El primer aviso de mi desfasamiento temporal no lo obtuve frente al espejo sino en un consultorio médico, cuando el ginecólogo quiso disipar mi angustia advirtiéndome que no había motivo de preocupación pues él era, lo dijo muy orgulloso, un “especialista en embarazos de señoras añosas”. El nacimiento de mis hijos me procuró, sin embargo, otra manera de mantenerme “al día”. Gracias a ellos pude volverme una experta en la música del dinosaurio de dudosa sexualidad, me convertí en fanática de las cintas producidas por Marvel, conseguí todos los carteles de Harry Potter y pude asegurar, como David Huerta, que la obra de Rowling era casi un clásico contemporáneo. Fueron también la excusa predilecta para informar que mis únicos acercamientos al séptimo arte se reducían a los filmes infantiles y encontré en su reiterada compañía datos suficientes para afirmar que cualquier obra forma parte de la cultura.

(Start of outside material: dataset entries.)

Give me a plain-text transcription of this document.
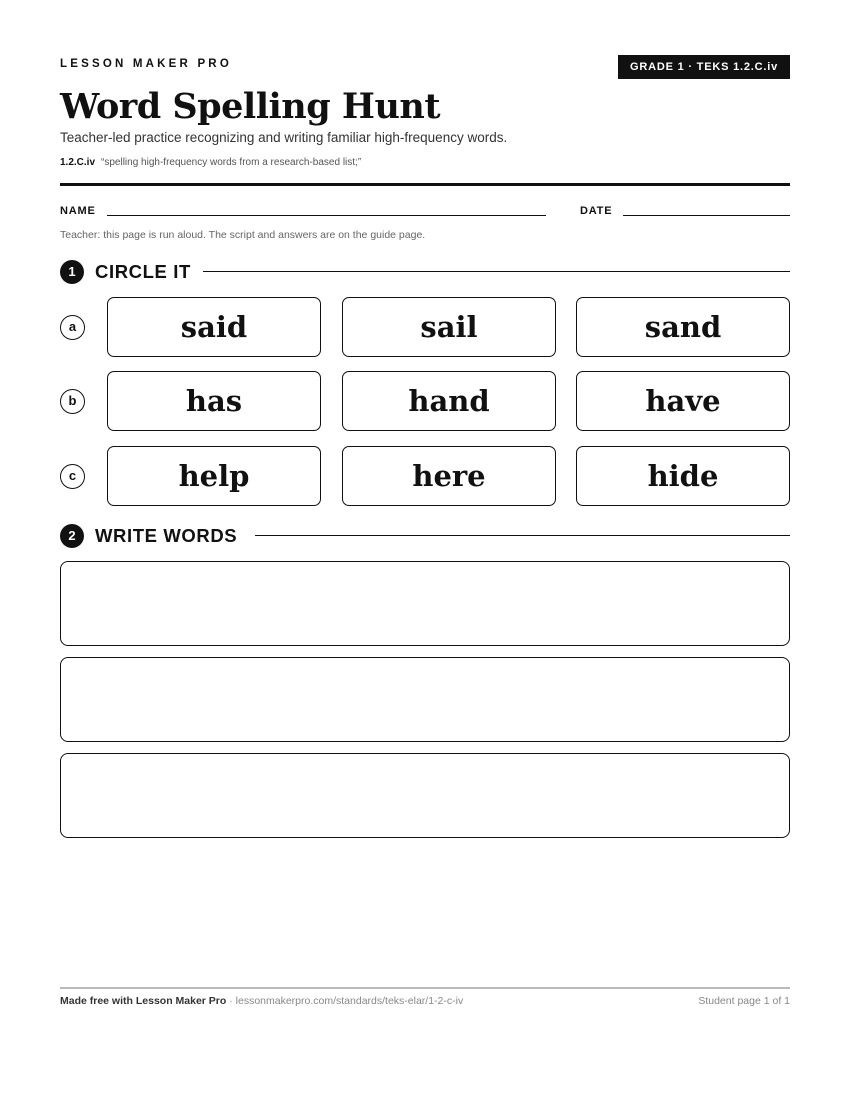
LESSON MAKER PRO	GRADE 1 · TEKS 1.2.C.iv
Word Spelling Hunt
Teacher-led practice recognizing and writing familiar high-frequency words.
1.2.C.iv “spelling high-frequency words from a research-based list;”
NAME	DATE
Teacher: this page is run aloud. The script and answers are on the guide page.
1	CIRCLE IT
a	said	sail	sand
b	has	hand	have
c	help	here	hide
2	WRITE WORDS
Made free with Lesson Maker Pro · lessonmakerpro.com/standards/teks-elar/1-2-c-iv	Student page 1 of 1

Lo de la música estuvo más difícil, pero afortunadamente, la “clásica” me salvó de conocer manifestaciones más allá del recién fallecido Jackson o de Madonna y nada supe de bandas, movimientos e intérpretes que no tuvieran que ver con Hanna Montana o High School Musical. Con dificultad soslayé el conocimiento de extraños fenómenos como algo que se llama “manga” adjetivo que mis alumnos del taller de cuento lanzaban con desdén a sus compañeros cuando leían algún texto que yo, ilusamente, califiqué de literatura fantástica para no herir los sentimientos de los futuros narradores.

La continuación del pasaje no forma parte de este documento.